Sempre em busca de soluções mecânicas, muitos se resumem à ideia simplista de extinguir o analfabetismo, de ensinar a ler a todo o povo. Tarefa (essa) não só inútil, mas digamos até de contraproducente, quando considerada como essencial. Ensine-se a ler, claríssimo está: mas façamo-lo tão-só como mero instrumento de verdadeira obra educativa, que é a realização da cultura critica, da disciplina do homem pelo seu próprio intelecto, da concentração do espírito e da “mesura” ética, da lucidez, da objectividade, do movimento centrípeto, - em suma da “vontade geral” no ânimo de cada um de nós - diz-nos ainda Sérgio.

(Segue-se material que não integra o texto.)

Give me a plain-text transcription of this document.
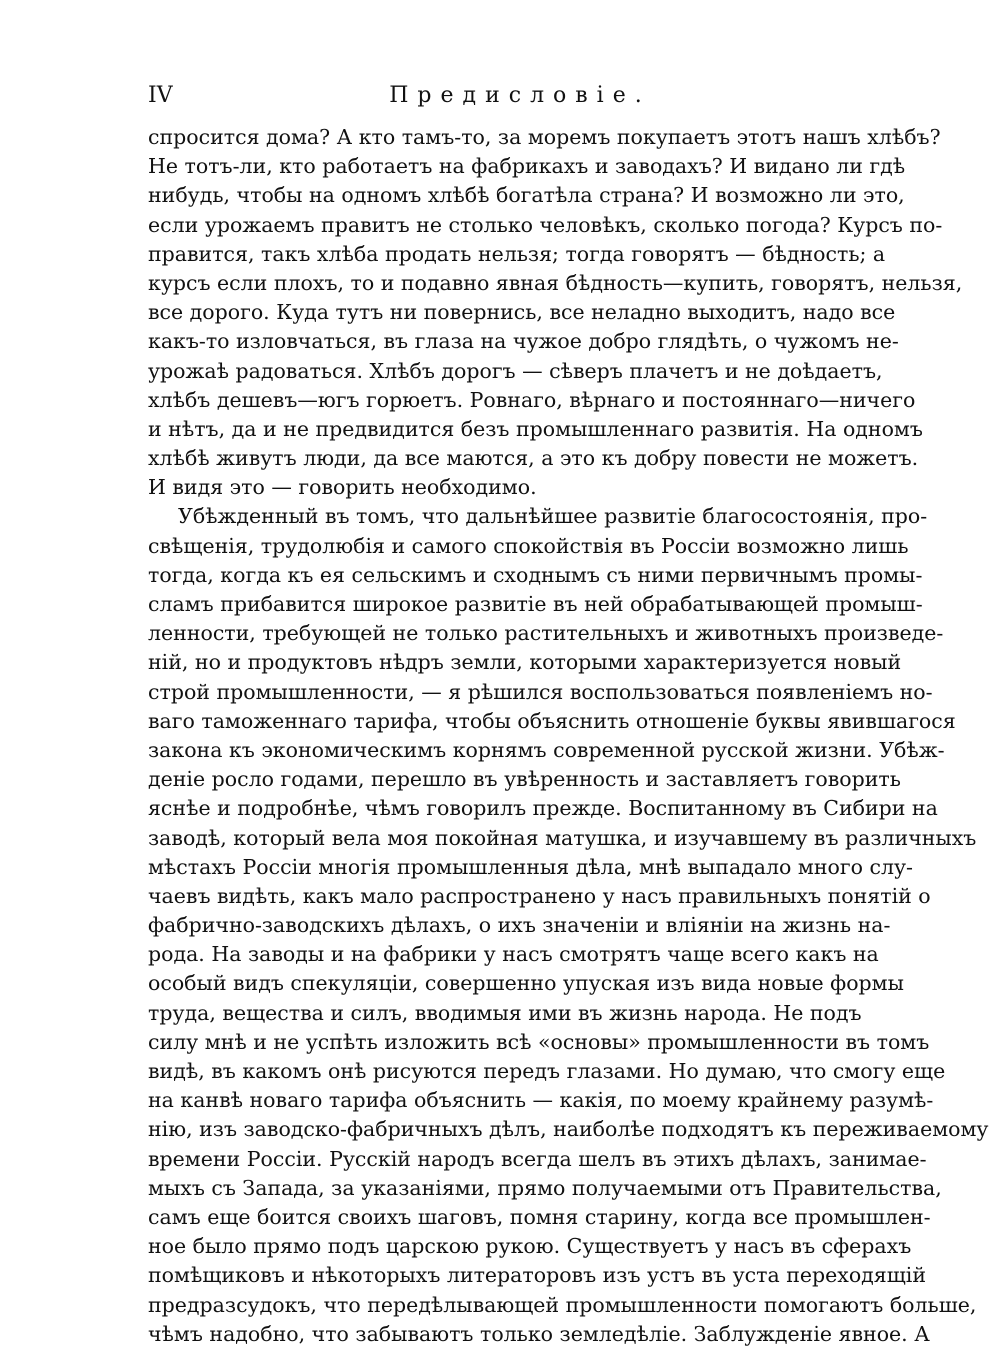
IV	Предисловіе.
спросится дома? А кто тамъ-то, за моремъ покупаетъ этотъ нашъ хлѣбъ?
Не тотъ-ли, кто работаетъ на фабрикахъ и заводахъ? И видано ли гдѣ
нибудь, чтобы на одномъ хлѣбѣ богатѣла страна? И возможно ли это,
если урожаемъ правитъ не столько человѣкъ, сколько погода? Курсъ по-
правится, такъ хлѣба продать нельзя; тогда говорятъ — бѣдность; а
курсъ если плохъ, то и подавно явная бѣдность—купить, говорятъ, нельзя,
все дорого. Куда тутъ ни повернись, все неладно выходитъ, надо все
какъ-то изловчаться, въ глаза на чужое добро глядѣть, о чужомъ не-
урожаѣ радоваться. Хлѣбъ дорогъ — сѣверъ плачетъ и не доѣдаетъ,
хлѣбъ дешевъ—югъ горюетъ. Ровнаго, вѣрнаго и постояннаго—ничего
и нѣтъ, да и не предвидится безъ промышленнаго развитія. На одномъ
хлѣбѣ живутъ люди, да все маются, а это къ добру повести не можетъ.
И видя это — говорить необходимо.
Убѣжденный въ томъ, что дальнѣйшее развитіе благосостоянія, про-
свѣщенія, трудолюбія и самого спокойствія въ Россіи возможно лишь
тогда, когда къ ея сельскимъ и сходнымъ съ ними первичнымъ промы-
сламъ прибавится широкое развитіе въ ней обрабатывающей промыш-
ленности, требующей не только растительныхъ и животныхъ произведе-
ній, но и продуктовъ нѣдръ земли, которыми характеризуется новый
строй промышленности, — я рѣшился воспользоваться появленіемъ но-
ваго таможеннаго тарифа, чтобы объяснить отношеніе буквы явившагося
закона къ экономическимъ корнямъ современной русской жизни. Убѣж-
деніе росло годами, перешло въ увѣренность и заставляетъ говорить
яснѣе и подробнѣе, чѣмъ говорилъ прежде. Воспитанному въ Сибири на
заводѣ, который вела моя покойная матушка, и изучавшему въ различныхъ
мѣстахъ Россіи многія промышленныя дѣла, мнѣ выпадало много слу-
чаевъ видѣть, какъ мало распространено у насъ правильныхъ понятій о
фабрично-заводскихъ дѣлахъ, о ихъ значеніи и вліяніи на жизнь на-
рода. На заводы и на фабрики у насъ смотрятъ чаще всего какъ на
особый видъ спекуляціи, совершенно упуская изъ вида новые формы
труда, вещества и силъ, вводимыя ими въ жизнь народа. Не подъ
силу мнѣ и не успѣть изложить всѣ «основы» промышленности въ томъ
видѣ, въ какомъ онѣ рисуются передъ глазами. Но думаю, что смогу еще
на канвѣ новаго тарифа объяснить — какія, по моему крайнему разумѣ-
нію, изъ заводско-фабричныхъ дѣлъ, наиболѣе подходятъ къ переживаемому
времени Россіи. Русскій народъ всегда шелъ въ этихъ дѣлахъ, занимае-
мыхъ съ Запада, за указаніями, прямо получаемыми отъ Правительства,
самъ еще боится своихъ шаговъ, помня старину, когда все промышлен-
ное было прямо подъ царскою рукою. Существуетъ у насъ въ сферахъ
помѣщиковъ и нѣкоторыхъ литераторовъ изъ устъ въ уста переходящій
предразсудокъ, что передѣлывающей промышленности помогаютъ больше,
чѣмъ надобно, что забываютъ только земледѣліе. Заблужденіе явное. А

Porem, se a construção da Democracia assenta na acção cívica de cada cidadão, há que construir o “cidadão” – que passará pelo dever – por parte dos poderes públicos – de fomentar e promover o potencial público dos cidadãos (que passa pela Educação e Cultura); o tal propósito, refere-nos o Papa João XXIII (in Pacem in Terris); «Hoje em dia crê-se que o bem comum consiste sobretudo no respeito aos direitos e deveres da pessoa humana. Oriente-se pois, o empenho dos poderes públicos, sobretudo no sentido de que esses direitos sejam reconhecidos, respeitados, harmonizados, tutelados e promovidos, tornando-se assim mais fácil o cumprimento dos respectivos deveres».
Construção da Pessoa e da Sociedade – mediante a formação do corpo e do espírito – que se impõe sejam pensados e operados em Liberdade e Consciência cabais.